Economia

Christine Lagarde: "Mudança tectónica na história europeia" aumenta a inflação e reduz o crescimento

Christine Lagarde, presidente do BCE, na sua mais recente visita a Lisboa
Christine Lagarde, presidente do BCE, na sua mais recente visita a Lisboa
NUNO FOX

"A guerra de agressão é uma mudança tectónica na história europeia", disse esta quinta-feira a presidente do Banco Central Europeu na conferência anual que reúne a nata de 'observadores' da política monetária europeia.
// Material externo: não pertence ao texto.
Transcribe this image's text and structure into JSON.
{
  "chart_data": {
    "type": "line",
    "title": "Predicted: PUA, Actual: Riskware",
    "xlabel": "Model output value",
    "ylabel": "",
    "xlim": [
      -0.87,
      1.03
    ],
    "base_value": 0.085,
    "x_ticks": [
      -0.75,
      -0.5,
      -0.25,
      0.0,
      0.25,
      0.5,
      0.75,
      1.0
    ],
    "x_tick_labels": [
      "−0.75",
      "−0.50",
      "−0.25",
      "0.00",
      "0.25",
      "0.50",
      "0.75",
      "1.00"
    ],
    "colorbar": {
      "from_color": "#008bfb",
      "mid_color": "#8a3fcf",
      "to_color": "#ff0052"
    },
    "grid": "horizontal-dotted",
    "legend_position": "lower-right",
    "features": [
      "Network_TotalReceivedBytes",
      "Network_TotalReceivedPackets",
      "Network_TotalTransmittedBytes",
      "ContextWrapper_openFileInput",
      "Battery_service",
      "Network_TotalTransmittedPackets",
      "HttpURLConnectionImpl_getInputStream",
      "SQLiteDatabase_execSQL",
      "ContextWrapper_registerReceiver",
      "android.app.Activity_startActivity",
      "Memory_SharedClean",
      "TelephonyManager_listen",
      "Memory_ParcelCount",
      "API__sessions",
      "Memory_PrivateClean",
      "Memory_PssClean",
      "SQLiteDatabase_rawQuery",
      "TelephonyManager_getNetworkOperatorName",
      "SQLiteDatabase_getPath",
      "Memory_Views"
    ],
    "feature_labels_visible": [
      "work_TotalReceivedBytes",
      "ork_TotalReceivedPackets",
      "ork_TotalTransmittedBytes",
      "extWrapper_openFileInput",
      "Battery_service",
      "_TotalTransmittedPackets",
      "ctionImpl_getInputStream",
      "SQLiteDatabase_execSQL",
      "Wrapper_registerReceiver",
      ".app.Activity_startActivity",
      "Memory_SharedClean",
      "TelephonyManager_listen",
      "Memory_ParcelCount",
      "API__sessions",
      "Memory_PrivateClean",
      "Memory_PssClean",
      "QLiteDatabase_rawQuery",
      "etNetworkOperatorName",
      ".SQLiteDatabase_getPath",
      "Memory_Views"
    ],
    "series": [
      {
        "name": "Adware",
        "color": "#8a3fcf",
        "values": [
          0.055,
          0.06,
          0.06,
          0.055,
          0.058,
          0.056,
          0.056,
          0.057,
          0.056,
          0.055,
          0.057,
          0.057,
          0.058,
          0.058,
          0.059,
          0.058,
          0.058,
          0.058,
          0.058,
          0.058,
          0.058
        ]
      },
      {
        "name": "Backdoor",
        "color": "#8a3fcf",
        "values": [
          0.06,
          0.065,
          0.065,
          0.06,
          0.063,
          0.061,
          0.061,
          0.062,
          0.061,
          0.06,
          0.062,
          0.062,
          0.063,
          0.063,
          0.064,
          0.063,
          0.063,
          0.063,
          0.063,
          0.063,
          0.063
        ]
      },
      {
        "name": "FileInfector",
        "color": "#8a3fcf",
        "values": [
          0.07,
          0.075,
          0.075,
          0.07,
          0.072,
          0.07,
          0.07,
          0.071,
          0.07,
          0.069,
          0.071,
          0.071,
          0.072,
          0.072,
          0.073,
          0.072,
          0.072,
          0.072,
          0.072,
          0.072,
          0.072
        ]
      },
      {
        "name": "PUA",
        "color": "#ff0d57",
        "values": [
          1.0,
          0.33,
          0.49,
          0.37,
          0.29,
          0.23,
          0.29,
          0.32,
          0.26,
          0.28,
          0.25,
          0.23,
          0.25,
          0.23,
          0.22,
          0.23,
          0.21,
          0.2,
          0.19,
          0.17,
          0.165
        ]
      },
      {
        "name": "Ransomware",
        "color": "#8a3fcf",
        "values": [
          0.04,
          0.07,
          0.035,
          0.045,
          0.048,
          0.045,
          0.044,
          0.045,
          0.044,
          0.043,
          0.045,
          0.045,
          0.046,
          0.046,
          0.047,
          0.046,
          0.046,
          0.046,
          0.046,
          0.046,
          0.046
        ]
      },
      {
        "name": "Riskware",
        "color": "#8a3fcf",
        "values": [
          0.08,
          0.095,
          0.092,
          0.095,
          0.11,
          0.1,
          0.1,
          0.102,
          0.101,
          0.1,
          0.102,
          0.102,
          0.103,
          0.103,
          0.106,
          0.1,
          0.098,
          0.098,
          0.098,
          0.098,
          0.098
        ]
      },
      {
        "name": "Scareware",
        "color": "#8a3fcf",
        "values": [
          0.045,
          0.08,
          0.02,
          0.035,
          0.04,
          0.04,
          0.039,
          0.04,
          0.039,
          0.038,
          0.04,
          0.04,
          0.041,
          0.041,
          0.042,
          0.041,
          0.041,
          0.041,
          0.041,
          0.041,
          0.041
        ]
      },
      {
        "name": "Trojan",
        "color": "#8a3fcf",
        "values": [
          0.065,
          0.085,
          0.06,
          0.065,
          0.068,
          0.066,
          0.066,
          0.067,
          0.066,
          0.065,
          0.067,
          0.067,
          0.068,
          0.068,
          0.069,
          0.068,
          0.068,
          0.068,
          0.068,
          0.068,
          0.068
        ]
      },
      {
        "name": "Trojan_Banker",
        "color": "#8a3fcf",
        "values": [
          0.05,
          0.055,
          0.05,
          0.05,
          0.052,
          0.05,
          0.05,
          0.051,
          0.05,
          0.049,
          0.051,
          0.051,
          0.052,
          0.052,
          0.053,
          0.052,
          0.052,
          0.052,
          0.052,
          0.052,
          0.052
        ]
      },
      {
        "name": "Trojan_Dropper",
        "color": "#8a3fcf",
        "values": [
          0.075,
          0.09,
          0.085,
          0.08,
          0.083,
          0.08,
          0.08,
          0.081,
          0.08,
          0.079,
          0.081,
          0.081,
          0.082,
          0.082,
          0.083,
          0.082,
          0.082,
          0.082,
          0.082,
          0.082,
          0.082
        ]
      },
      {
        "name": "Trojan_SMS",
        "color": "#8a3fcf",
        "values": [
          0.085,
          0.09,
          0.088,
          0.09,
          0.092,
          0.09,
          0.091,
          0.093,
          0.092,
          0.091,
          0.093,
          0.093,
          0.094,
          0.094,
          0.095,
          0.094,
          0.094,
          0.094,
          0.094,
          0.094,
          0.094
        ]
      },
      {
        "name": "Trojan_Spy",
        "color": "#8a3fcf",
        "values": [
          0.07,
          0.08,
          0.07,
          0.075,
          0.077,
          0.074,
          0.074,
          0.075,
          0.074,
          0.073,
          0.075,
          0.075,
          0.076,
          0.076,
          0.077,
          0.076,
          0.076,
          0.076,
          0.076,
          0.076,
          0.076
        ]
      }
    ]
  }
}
Lagarde admitiu que as consequências a curto prazo da invasão são mais inflação e menos crescimento

A guerra na Ucrânia "é uma mudança tectónica na história europeia" e está a provocar um "choque que aumenta a inflação e reduz o crescimento", disse esta quinta-feira Christine Lagarde, a presidente do Banco Central Europeu (BCE), na conferência que o banco organiza anualmente reunindo a nata académica e de analistas financeiros 'observadores' da política monetária europeia.

Por isso, recordou que o BCE, na última reunião a 10 de março, avançou com três cenários para a zona euro, onde a evolução da inflação para 2022 varia num intervalo entre 5,1% (no cenário principal que fundamentou as decisões de política monetária tomadas) e 7,1% (no cenário mais pessimista) e as previsões de abrandamento do crescimento este ano deslizam de 3,7% (no cenário principal) para 2,3% (no cenário mais pessimista), um ritmo abaixo de metade do crescimento de 2021 (5,3%).

Classificando a invasão russa como "um horroroso ato de agressão", Lagarde sublinhou que o BCE, na sua reunião de 10 de março, introduziu um maior grau de liberdade na calibração do aperto da política monetária face às consequências, ainda imprevisíveis, do desenrolar do conflito na Ucrânia e das suas implicações económicas (em primeira linha, mais inflação e abrandamento no crescimento) e geopolíticas (em relação à segurança da União Europeia e da NATO em solo europeu).

Cinco palavras mágicas

A presidente do BCE elencou esta quinta-feira uma série de palavras mágicas que guiam a política monetária do banco que dirige: opcionalidade (um palavrão para dizer que se mantêm em aberto todas as opções e não só uma, de aperto linear da política), condicionalidade (determinada pelos dados da conjuntura), flexibilidade (em virtude das assimetrias entre os membros do euro, nomeadamente o impacto das medidas nos periféricos mais vulneráveis ao mercado da dívida), gradualismo (nada será feito de um modo acelerado, como parece ser o timbre da Reserva Federal que este ano aponta para sete subidas da taxa diretora), e sequenciação das medidas de aperto.

Neste último aspeto, a reunião deste mês do BCE introduziu uma novidade que amplia a margem de manobra: o início do ciclo de subida das taxas diretoras não será quase imediato (pouco depois) à descontinuação de todo o tipo de compras de novos ativos. Acontecerá "algum tempo depois". A extensão do "algum" introduz a flexibilidade necessária, acentuou Lagarde.

Guerra gerou mais inflação

O surto inflacionário que já se vinha a verificar desde o verão passado "deverá ser amplificado provavelmente pelos fatores de curto prazo que estão a pressionar a inflação", disse a francesa. "A guerra colocou em movimento novas tendências inflacionárias", visíveis, exemplificou, no disparo de preços na energia, nas matérias-primas agrícolas, e em alguns metais e componentes mais relacionados com as exportações da Rússia e da Ucrânia e com o efeito de pânico nos mercados das commodities.

Recorde-se que o BCE já decidiu descontinuar até ao final de março o programa especial PEPP (lançado em resposta à pandemia em 2020) no que diz respeito à aquisição de novos títulos e avançou na reunião deste mês com a perspetiva de descontinuar durante o terceiro trimestre novas compras através do programa mais antigo de aquisições lançado por Mario Draghi (e designado por APP). Mas, esta última descontinuação é "condicional". Ou seja, depende da evolução da conjuntura da inflação e dos impactos negativos da guerra- "Tomaremos as medidas necessárias se as consequências económicas da guerra escalarem ou paralisarem a recuperação", avisou Lagarde.

Batizada de "The ECB and Its Watchers", esta conferência realiza-se desder 1999 e este ano debate no luxuoso hotel Steingenberger em Frankfurt três temas quentes: "Da pandemia aos novos desafios" (painel onde intervém Ricardo Reis, professor da London School of Economics e colunista do Expresso); "A política monetária e a mudança climática"; e "As interações entre a política orçamental e a monetária".